Search for MANY patterns at once in a single pass, using a trie with failure links.

build a trie of all patterns + failure links; scan the text once, following links on mismatch

Frequently asked questions

Is Aho-Corasick how a chat app's profanity filter works?

Exactly. A profanity filter scans your message against an entire banned-word list in one single pass - not once per word. Aho-Corasick builds all the banned words into one automaton (a trie with failure links), then reads your message character by character, reporting any banned word the moment it completes. The cost does not grow with the size of the word list, which is why it suits filters, intrusion detection, and any 'match against a big dictionary at once' task.

How does Aho-Corasick search for many patterns at the cost of one scan?

It compiles all the patterns into a single automaton (a trie with failure links) before scanning. As it reads the text character by character, the automaton's current state encodes 'what is the longest suffix of the text so far that is a prefix of some pattern.' Whenever a state corresponds to the end of one or more patterns, those are reported. Because all patterns are baked into one machine, a single left-to-right pass over the text simultaneously checks for every pattern - the time does not grow with the number of patterns, only their total size.

What are failure links and how do they relate to KMP?

Failure links are Aho-Corasick's generalisation of KMP's failure function to many patterns. In KMP, on a mismatch you jump to the longest prefix of the single pattern that is still a suffix of what you matched. In Aho-Corasick, each trie node has a failure link to the node representing the longest proper suffix of its string that is also a node in the trie. Following these links on a mismatch lets the automaton reuse partial matches across all patterns without restarting, which is what keeps the scan linear.
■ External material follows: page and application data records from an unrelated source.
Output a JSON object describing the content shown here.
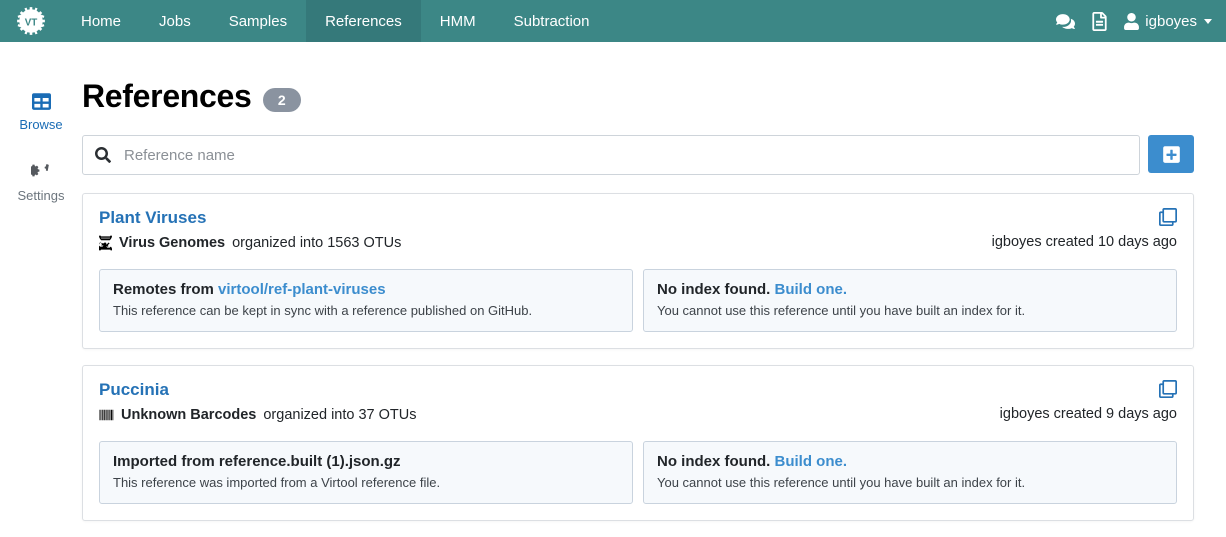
{
  "navbar": {
    "brand_text": "VT",
    "brand_icon": "virtool-cog-logo",
    "items": [
      {
        "label": "Home",
        "active": false
      },
      {
        "label": "Jobs",
        "active": false
      },
      {
        "label": "Samples",
        "active": false
      },
      {
        "label": "References",
        "active": true
      },
      {
        "label": "HMM",
        "active": false
      },
      {
        "label": "Subtraction",
        "active": false
      }
    ],
    "icons": [
      {
        "name": "comments-icon"
      },
      {
        "name": "file-text-icon"
      }
    ],
    "user": "igboyes",
    "colors": {
      "bar": "#3c8786",
      "active_tab": "#35797a"
    }
  },
  "sidebar": {
    "items": [
      {
        "label": "Browse",
        "icon": "table-icon",
        "active": true
      },
      {
        "label": "Settings",
        "icon": "cogs-icon",
        "active": false
      }
    ]
  },
  "header": {
    "title": "References",
    "count_badge": "2"
  },
  "search": {
    "icon": "search-icon",
    "placeholder": "Reference name",
    "value": "",
    "add_button_icon": "plus-square-icon"
  },
  "references": [
    {
      "name": "Plant Viruses",
      "data_type_icon": "dna-icon",
      "data_type": "Virus Genomes",
      "organized_text": "organized into 1563 OTUs",
      "clone_icon": "clone-icon",
      "created": "igboyes created 10 days ago",
      "panels": [
        {
          "title_prefix": "Remotes from ",
          "title_link": "virtool/ref-plant-viruses",
          "title_suffix": "",
          "subtitle": "This reference can be kept in sync with a reference published on GitHub."
        },
        {
          "title_prefix": "No index found. ",
          "title_link": "Build one.",
          "title_suffix": "",
          "subtitle": "You cannot use this reference until you have built an index for it."
        }
      ]
    },
    {
      "name": "Puccinia",
      "data_type_icon": "barcode-icon",
      "data_type": "Unknown Barcodes",
      "organized_text": "organized into 37 OTUs",
      "clone_icon": "clone-icon",
      "created": "igboyes created 9 days ago",
      "panels": [
        {
          "title_prefix": "Imported from reference.built (1).json.gz",
          "title_link": "",
          "title_suffix": "",
          "subtitle": "This reference was imported from a Virtool reference file."
        },
        {
          "title_prefix": "No index found. ",
          "title_link": "Build one.",
          "title_suffix": "",
          "subtitle": "You cannot use this reference until you have built an index for it."
        }
      ]
    }
  ],
  "colors": {
    "accent_blue": "#3c8dce",
    "link_blue": "#2572b6",
    "teal": "#3c8786",
    "badge_gray": "#8a93a0"
  }
}
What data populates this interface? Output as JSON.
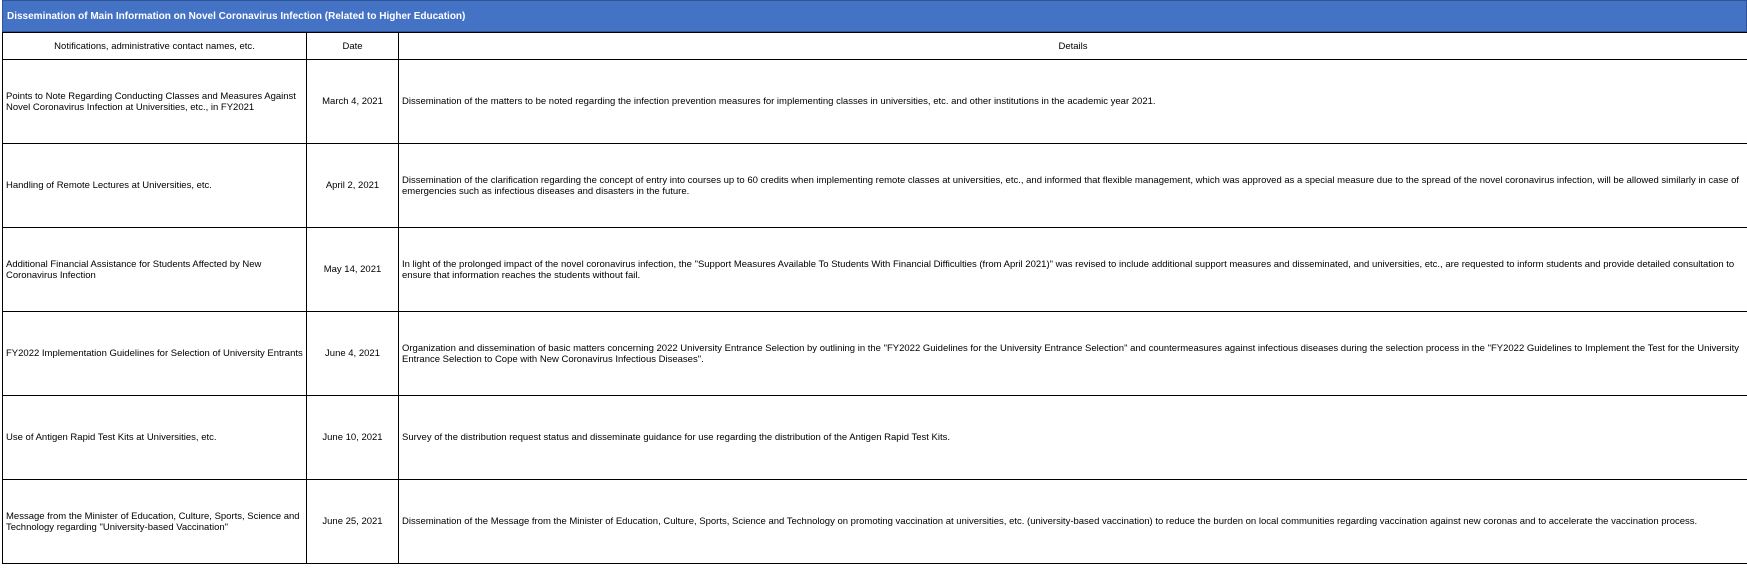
{
  "theme": {
    "header_fill": "#4472c4",
    "header_text": "#ffffff",
    "grid_line": "#000000"
  },
  "sheet": {
    "title": "Dissemination of Main Information on Novel Coronavirus Infection (Related to Higher Education)",
    "columns": {
      "notification": "Notifications, administrative contact names, etc.",
      "date": "Date",
      "details": "Details"
    },
    "rows": [
      {
        "notification": "Points to Note Regarding Conducting Classes and Measures Against Novel Coronavirus Infection at Universities, etc., in FY2021",
        "date": "March 4, 2021",
        "details": "Dissemination of the matters to be noted regarding the infection prevention measures for implementing classes in universities, etc. and other institutions in the academic year 2021."
      },
      {
        "notification": "Handling of Remote Lectures at Universities, etc.",
        "date": "April 2, 2021",
        "details": "Dissemination of the clarification regarding the concept of entry into courses up to 60 credits when implementing remote classes at universities, etc., and informed that flexible management, which was approved as a special measure due to the spread of the novel coronavirus infection, will be allowed similarly in case of emergencies such as infectious diseases and disasters in the future."
      },
      {
        "notification": "Additional Financial Assistance for Students Affected by New Coronavirus Infection",
        "date": "May 14, 2021",
        "details": "In light of the prolonged impact of the novel coronavirus infection, the \"Support Measures Available To Students With Financial Difficulties (from April 2021)\" was revised to include additional support measures and disseminated, and universities, etc., are requested to inform students and provide detailed consultation to ensure that information reaches the students without fail."
      },
      {
        "notification": "FY2022 Implementation Guidelines for Selection of University Entrants",
        "date": "June 4, 2021",
        "details": "Organization and dissemination of basic matters concerning 2022 University Entrance Selection by outlining in the \"FY2022 Guidelines for the University Entrance Selection\" and countermeasures against infectious diseases during the selection process in the \"FY2022 Guidelines to Implement the Test for the University Entrance Selection to Cope with New Coronavirus Infectious Diseases\"."
      },
      {
        "notification": "Use of Antigen Rapid Test Kits at Universities, etc.",
        "date": "June 10, 2021",
        "details": "Survey of the distribution request status and disseminate guidance for use regarding the distribution of the Antigen Rapid Test Kits."
      },
      {
        "notification": "Message from the Minister of Education, Culture, Sports, Science and Technology regarding \"University-based Vaccination\"",
        "date": "June 25, 2021",
        "details": "Dissemination of the Message from the Minister of Education, Culture, Sports, Science and Technology on promoting vaccination at universities, etc. (university-based vaccination) to reduce the burden on local communities regarding vaccination against new coronas and to accelerate the vaccination process."
      }
    ]
  }
}
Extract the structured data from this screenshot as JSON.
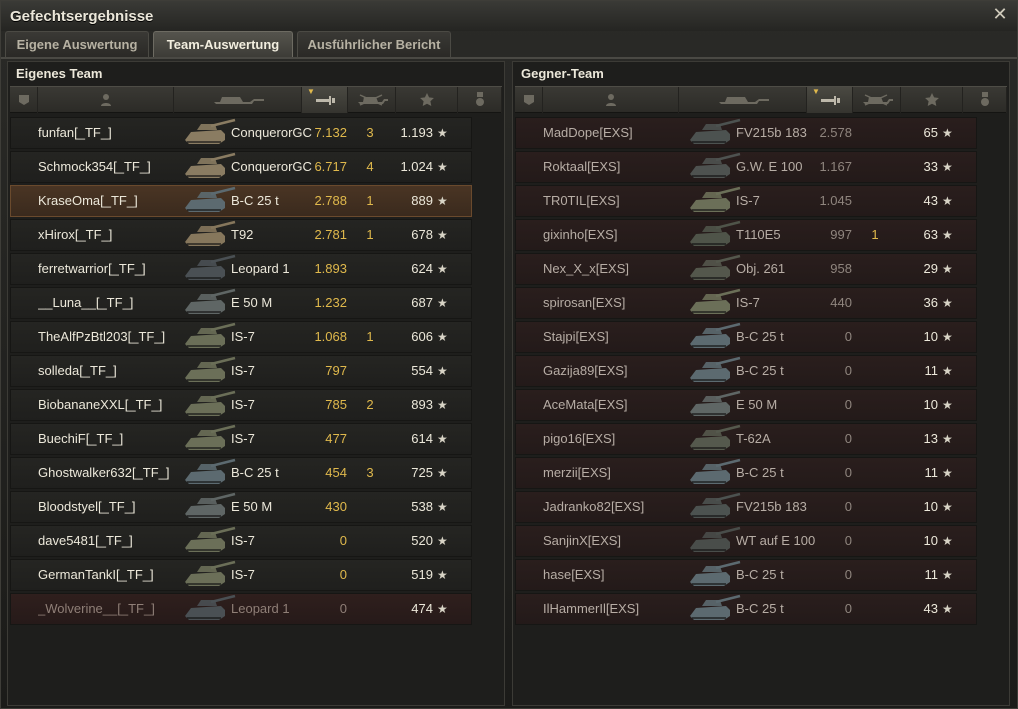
{
  "window": {
    "title": "Gefechtsergebnisse"
  },
  "tabs": [
    {
      "label": "Eigene Auswertung"
    },
    {
      "label": "Team-Auswertung"
    },
    {
      "label": "Ausführlicher Bericht"
    }
  ],
  "own_team": {
    "title": "Eigenes Team",
    "rows": [
      {
        "name": "funfan[_TF_]",
        "tank": "ConquerorGC",
        "damage": "7.132",
        "kills": "3",
        "xp": "1.193"
      },
      {
        "name": "Schmock354[_TF_]",
        "tank": "ConquerorGC",
        "damage": "6.717",
        "kills": "4",
        "xp": "1.024"
      },
      {
        "name": "KraseOma[_TF_]",
        "tank": "B-C 25 t",
        "damage": "2.788",
        "kills": "1",
        "xp": "889"
      },
      {
        "name": "xHirox[_TF_]",
        "tank": "T92",
        "damage": "2.781",
        "kills": "1",
        "xp": "678"
      },
      {
        "name": "ferretwarrior[_TF_]",
        "tank": "Leopard 1",
        "damage": "1.893",
        "kills": "",
        "xp": "624"
      },
      {
        "name": "__Luna__[_TF_]",
        "tank": "E 50 M",
        "damage": "1.232",
        "kills": "",
        "xp": "687"
      },
      {
        "name": "TheAlfPzBtl203[_TF_]",
        "tank": "IS-7",
        "damage": "1.068",
        "kills": "1",
        "xp": "606"
      },
      {
        "name": "solleda[_TF_]",
        "tank": "IS-7",
        "damage": "797",
        "kills": "",
        "xp": "554"
      },
      {
        "name": "BiobananeXXL[_TF_]",
        "tank": "IS-7",
        "damage": "785",
        "kills": "2",
        "xp": "893"
      },
      {
        "name": "BuechiF[_TF_]",
        "tank": "IS-7",
        "damage": "477",
        "kills": "",
        "xp": "614"
      },
      {
        "name": "Ghostwalker632[_TF_]",
        "tank": "B-C 25 t",
        "damage": "454",
        "kills": "3",
        "xp": "725"
      },
      {
        "name": "Bloodstyel[_TF_]",
        "tank": "E 50 M",
        "damage": "430",
        "kills": "",
        "xp": "538"
      },
      {
        "name": "dave5481[_TF_]",
        "tank": "IS-7",
        "damage": "0",
        "kills": "",
        "xp": "520"
      },
      {
        "name": "GermanTankI[_TF_]",
        "tank": "IS-7",
        "damage": "0",
        "kills": "",
        "xp": "519"
      },
      {
        "name": "_Wolverine__[_TF_]",
        "tank": "Leopard 1",
        "damage": "0",
        "kills": "",
        "xp": "474"
      }
    ]
  },
  "enemy_team": {
    "title": "Gegner-Team",
    "rows": [
      {
        "name": "MadDope[EXS]",
        "tank": "FV215b 183",
        "damage": "2.578",
        "kills": "",
        "xp": "65"
      },
      {
        "name": "Roktaal[EXS]",
        "tank": "G.W. E 100",
        "damage": "1.167",
        "kills": "",
        "xp": "33"
      },
      {
        "name": "TR0TIL[EXS]",
        "tank": "IS-7",
        "damage": "1.045",
        "kills": "",
        "xp": "43"
      },
      {
        "name": "gixinho[EXS]",
        "tank": "T110E5",
        "damage": "997",
        "kills": "1",
        "xp": "63"
      },
      {
        "name": "Nex_X_x[EXS]",
        "tank": "Obj. 261",
        "damage": "958",
        "kills": "",
        "xp": "29"
      },
      {
        "name": "spirosan[EXS]",
        "tank": "IS-7",
        "damage": "440",
        "kills": "",
        "xp": "36"
      },
      {
        "name": "Stajpi[EXS]",
        "tank": "B-C 25 t",
        "damage": "0",
        "kills": "",
        "xp": "10"
      },
      {
        "name": "Gazija89[EXS]",
        "tank": "B-C 25 t",
        "damage": "0",
        "kills": "",
        "xp": "11"
      },
      {
        "name": "AceMata[EXS]",
        "tank": "E 50 M",
        "damage": "0",
        "kills": "",
        "xp": "10"
      },
      {
        "name": "pigo16[EXS]",
        "tank": "T-62A",
        "damage": "0",
        "kills": "",
        "xp": "13"
      },
      {
        "name": "merzii[EXS]",
        "tank": "B-C 25 t",
        "damage": "0",
        "kills": "",
        "xp": "11"
      },
      {
        "name": "Jadranko82[EXS]",
        "tank": "FV215b 183",
        "damage": "0",
        "kills": "",
        "xp": "10"
      },
      {
        "name": "SanjinX[EXS]",
        "tank": "WT auf E 100",
        "damage": "0",
        "kills": "",
        "xp": "10"
      },
      {
        "name": "hase[EXS]",
        "tank": "B-C 25 t",
        "damage": "0",
        "kills": "",
        "xp": "11"
      },
      {
        "name": "IlHammerIl[EXS]",
        "tank": "B-C 25 t",
        "damage": "0",
        "kills": "",
        "xp": "43"
      }
    ]
  },
  "columns": [
    {
      "icon": "platoon-icon"
    },
    {
      "icon": "player-icon"
    },
    {
      "icon": "tank-icon"
    },
    {
      "icon": "damage-icon"
    },
    {
      "icon": "kills-icon"
    },
    {
      "icon": "xp-star-icon"
    },
    {
      "icon": "medal-icon"
    }
  ],
  "colors": {
    "accent_gold": "#e0b94c",
    "highlight_row": "#4a3524",
    "enemy_row": "#2a1e1d"
  }
}
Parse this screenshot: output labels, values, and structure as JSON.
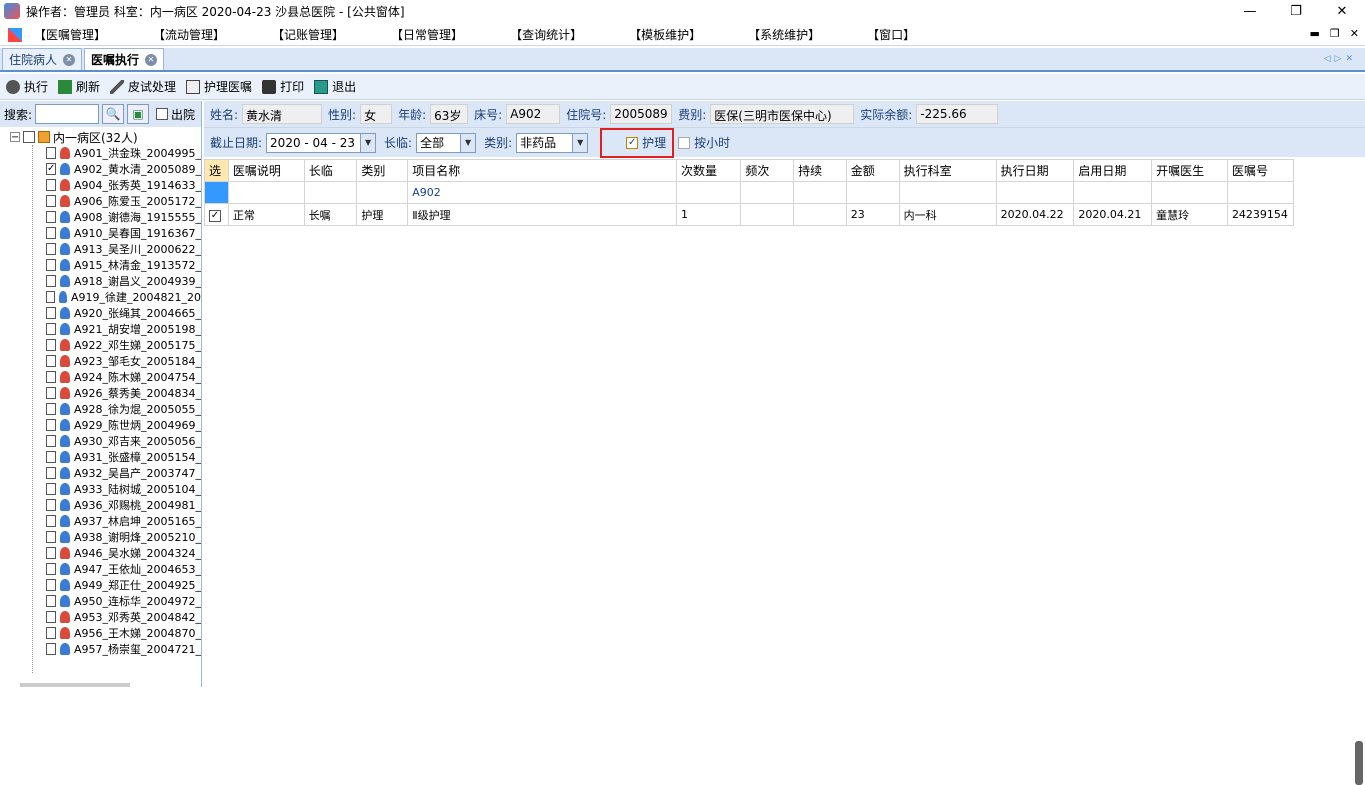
{
  "window": {
    "title": "操作者：管理员  科室：内一病区  2020-04-23  沙县总医院 - [公共窗体]",
    "controls": [
      "—",
      "❐",
      "✕"
    ]
  },
  "menu": {
    "items": [
      "【医嘱管理】",
      "【流动管理】",
      "【记账管理】",
      "【日常管理】",
      "【查询统计】",
      "【模板维护】",
      "【系统维护】",
      "【窗口】"
    ],
    "mdi": [
      "▬",
      "❐",
      "✕"
    ]
  },
  "tabs": [
    {
      "label": "住院病人",
      "active": false
    },
    {
      "label": "医嘱执行",
      "active": true
    }
  ],
  "toolbar": {
    "exec": "执行",
    "refresh": "刷新",
    "skin_test": "皮试处理",
    "nursing_order": "护理医嘱",
    "print": "打印",
    "exit": "退出"
  },
  "sidebar": {
    "search_label": "搜索:",
    "discharged_label": "出院",
    "root": "内一病区(32人)",
    "patients": [
      {
        "label": "A901_洪金珠_2004995_",
        "sex": "f",
        "checked": false
      },
      {
        "label": "A902_黄水清_2005089_",
        "sex": "m",
        "checked": true
      },
      {
        "label": "A904_张秀英_1914633_",
        "sex": "f",
        "checked": false
      },
      {
        "label": "A906_陈爱玉_2005172_",
        "sex": "f",
        "checked": false
      },
      {
        "label": "A908_谢德海_1915555_",
        "sex": "m",
        "checked": false
      },
      {
        "label": "A910_吴春国_1916367_",
        "sex": "m",
        "checked": false
      },
      {
        "label": "A913_吴圣川_2000622_",
        "sex": "m",
        "checked": false
      },
      {
        "label": "A915_林清金_1913572_",
        "sex": "m",
        "checked": false
      },
      {
        "label": "A918_谢昌义_2004939_",
        "sex": "m",
        "checked": false
      },
      {
        "label": "A919_徐建_2004821_20",
        "sex": "m",
        "checked": false
      },
      {
        "label": "A920_张绳其_2004665_",
        "sex": "m",
        "checked": false
      },
      {
        "label": "A921_胡安增_2005198_",
        "sex": "m",
        "checked": false
      },
      {
        "label": "A922_邓生娣_2005175_",
        "sex": "f",
        "checked": false
      },
      {
        "label": "A923_邹毛女_2005184_",
        "sex": "f",
        "checked": false
      },
      {
        "label": "A924_陈木娣_2004754_",
        "sex": "f",
        "checked": false
      },
      {
        "label": "A926_蔡秀美_2004834_",
        "sex": "f",
        "checked": false
      },
      {
        "label": "A928_徐为焜_2005055_",
        "sex": "m",
        "checked": false
      },
      {
        "label": "A929_陈世炳_2004969_",
        "sex": "m",
        "checked": false
      },
      {
        "label": "A930_邓吉来_2005056_",
        "sex": "m",
        "checked": false
      },
      {
        "label": "A931_张盛樟_2005154_",
        "sex": "m",
        "checked": false
      },
      {
        "label": "A932_吴昌产_2003747_",
        "sex": "m",
        "checked": false
      },
      {
        "label": "A933_陆树城_2005104_",
        "sex": "m",
        "checked": false
      },
      {
        "label": "A936_邓赐桃_2004981_",
        "sex": "m",
        "checked": false
      },
      {
        "label": "A937_林启坤_2005165_",
        "sex": "m",
        "checked": false
      },
      {
        "label": "A938_谢明烽_2005210_",
        "sex": "m",
        "checked": false
      },
      {
        "label": "A946_吴水娣_2004324_",
        "sex": "f",
        "checked": false
      },
      {
        "label": "A947_王依灿_2004653_",
        "sex": "m",
        "checked": false
      },
      {
        "label": "A949_郑正仕_2004925_",
        "sex": "m",
        "checked": false
      },
      {
        "label": "A950_连标华_2004972_",
        "sex": "m",
        "checked": false
      },
      {
        "label": "A953_邓秀英_2004842_",
        "sex": "f",
        "checked": false
      },
      {
        "label": "A956_王木娣_2004870_",
        "sex": "f",
        "checked": false
      },
      {
        "label": "A957_杨崇玺_2004721_",
        "sex": "m",
        "checked": false
      }
    ]
  },
  "patient_info": {
    "name_label": "姓名:",
    "name": "黄水清",
    "sex_label": "性别:",
    "sex": "女",
    "age_label": "年龄:",
    "age": "63岁",
    "bed_label": "床号:",
    "bed": "A902",
    "admission_label": "住院号:",
    "admission": "2005089",
    "fee_label": "费别:",
    "fee": "医保(三明市医保中心)",
    "balance_label": "实际余额:",
    "balance": "-225.66"
  },
  "filters": {
    "date_label": "截止日期:",
    "date": "2020 - 04 - 23",
    "term_label": "长临:",
    "term": "全部",
    "category_label": "类别:",
    "category": "非药品",
    "nursing_label": "护理",
    "nursing_checked": true,
    "hourly_label": "按小时",
    "hourly_checked": false
  },
  "grid": {
    "columns": [
      "选",
      "医嘱说明",
      "长临",
      "类别",
      "项目名称",
      "次数量",
      "频次",
      "持续",
      "金额",
      "执行科室",
      "执行日期",
      "启用日期",
      "开嘱医生",
      "医嘱号"
    ],
    "group_row": {
      "item": "A902"
    },
    "rows": [
      {
        "checked": true,
        "desc": "正常",
        "term": "长嘱",
        "category": "护理",
        "item": "Ⅱ级护理",
        "qty": "1",
        "freq": "",
        "duration": "",
        "amount": "23",
        "dept": "内一科",
        "exec_date": "2020.04.22",
        "start_date": "2020.04.21",
        "doctor": "童慧玲",
        "order_no": "24239154"
      }
    ]
  },
  "colors": {
    "accent": "#dbe7f6",
    "highlight": "#e02020",
    "selected_cell": "#3399ff"
  }
}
How is the automaton built?

First, all patterns are inserted into a trie, so shared prefixes share paths (e.g. 'she' and 'shell' share 's-h-e'). Then failure links are added by a breadth-first traversal of the trie: each node's failure link is computed from its parent's, layer by layer. Output sets are also propagated along failure links so that finishing one pattern can simultaneously report shorter patterns that end at the same point (like 'he' inside 'she'). This preprocessing is O(total pattern length).

Why can one text position match several patterns at once?

Because patterns can be suffixes of one another or overlap. When the automaton reaches the state for 'she', that state's string also ends with 'he', so if 'he' is a pattern it is reported at the same position. The output sets, propagated along failure links during construction, ensure that every pattern ending at the current position is found - not just the longest. This is essential for dictionary matching, where you want all hits, not just one.

Where is Aho-Corasick used in the real world?

Anywhere a stream must be checked against a large fixed dictionary. Network intrusion-detection systems (like Snort) use it to scan packets for thousands of attack signatures at once. Spam and profanity filters check messages against banned-phrase lists. Antivirus scanners match against malware signatures. Search-and-highlight features, bibliographic matching, and bioinformatics (scanning sequences for many motifs) all rely on it. Its defining strength is constant-pass scanning regardless of dictionary size.